Anne Igartiburu "destapa" a una de sus hijas para sorprender a propios y extraños: "No es un fracaso"
Celosa de su vida privada y de la intimidad de sus tres hijos hasta límites extremos, la presentadora de TVE ha impactado a profesionales y espectadores con su última decisión en redes sociales.
Anne Igartiburu aboga por la maternidad responsable.
Anne Igartiburu comenzó este lunes la semana haciendo algo que no suele permitirse: abrir su Instagram, normalmente reservado a proyectos profesionales, para compartir una imagen íntima junto a su hija Carmen, de 15 años. Una fotografía jugando a los bolos que ha convertido en metáfora de la crianza y que ha servido al mítico rostro de TVE y presentadora de D Corazón para lanzar una reflexión profunda sobre lo que significa acompañar a los hijos sin dirigir sus vidas.
La comunicadora, madre de tres hijos (Noa, adoptada en India en 2000; Carmen, adoptada en Vietnam en 2011; y Nicolás, nacido en 2016 fruto de su matrimonio con Pablo Heras-Casado) quiso poner el foco en una idea que considera esencial: "Acompañar no siempre significa decidir por ellos". Para ella, estar presente no es evitar cada tropiezo ni asegurarles que todo saldrá como esperan, sino mantenerse cerca mientras aprenden a elegir su propio camino.
Igartiburu reivindica una maternidad que da herramientas, no soluciones. "Tenemos una responsabilidad preciosa: darles confianza y herramientas para que puedan tomar sus propias decisiones, incluso cuando sabemos que pueden equivocarse", escribe en su post. Y subraya que equivocarse forma parte del proceso: "Un resultado que no llega a la primera no es un fracaso. Volver a intentarlo también forma parte del camino".
La presentadora reflexiona sobre cómo cambia el papel de los padres a medida que los hijos crecen: a veces toca abrir camino, otras caminar a su lado y, llegado el momento, aprender a quedarse "un poquito detrás", lo suficientemente cerca para que sepan que siguen ahí.

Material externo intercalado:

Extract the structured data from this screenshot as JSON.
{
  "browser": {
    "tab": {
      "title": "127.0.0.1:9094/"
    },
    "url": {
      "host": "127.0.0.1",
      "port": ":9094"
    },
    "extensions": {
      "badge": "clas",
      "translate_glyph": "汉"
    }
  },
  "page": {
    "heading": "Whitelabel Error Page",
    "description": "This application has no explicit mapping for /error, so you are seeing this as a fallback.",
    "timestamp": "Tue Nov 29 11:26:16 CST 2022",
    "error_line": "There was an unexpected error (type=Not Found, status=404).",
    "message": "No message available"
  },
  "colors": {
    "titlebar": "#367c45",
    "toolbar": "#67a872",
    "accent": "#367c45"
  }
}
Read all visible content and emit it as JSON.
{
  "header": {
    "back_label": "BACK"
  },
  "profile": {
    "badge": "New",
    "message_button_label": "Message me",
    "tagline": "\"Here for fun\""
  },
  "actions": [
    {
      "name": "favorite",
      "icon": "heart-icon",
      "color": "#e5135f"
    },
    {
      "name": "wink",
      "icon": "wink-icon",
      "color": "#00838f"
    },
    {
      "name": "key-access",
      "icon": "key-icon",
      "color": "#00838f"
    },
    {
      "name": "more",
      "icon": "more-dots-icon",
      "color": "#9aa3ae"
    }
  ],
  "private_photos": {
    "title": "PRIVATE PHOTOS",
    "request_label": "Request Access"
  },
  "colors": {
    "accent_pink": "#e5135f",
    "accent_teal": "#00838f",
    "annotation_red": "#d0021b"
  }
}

Una forma de amor que, según ella, consiste en confiar en ellos incluso antes de que ellos mismos descubran cuánto pueden confiar en sí mismos.
Anne Igartiburu, siempre protectora de la intimidad de su hijos, hace una excepción
Su mensaje culmina con una idea que resume toda su filosofía de crianza: "No podemos vivir sus vidas por ellos, pero sí podemos hacerles sentir que nunca tendrán que vivirlas solos". Una frase que encaja con la trayectoria vital de Anne Igartiburu, que siempre ha protegido la intimidad de sus hijos, pero que en ocasiones comparte reflexiones sobre lo que cada uno le ha enseñado: de Noa, la emoción a flor de piel; de Carmen, los ritmos propios; y de Nicolás, la energía inagotable que le obliga a no perder los nervios.
Una publicación excepcional en su perfil, cargada de ternura y de esa mirada serena que Anne ha convertido en sello propio, y que vuelve a situarla como una de las voces más respetadas cuando se habla de maternidad consciente y acompañamiento real.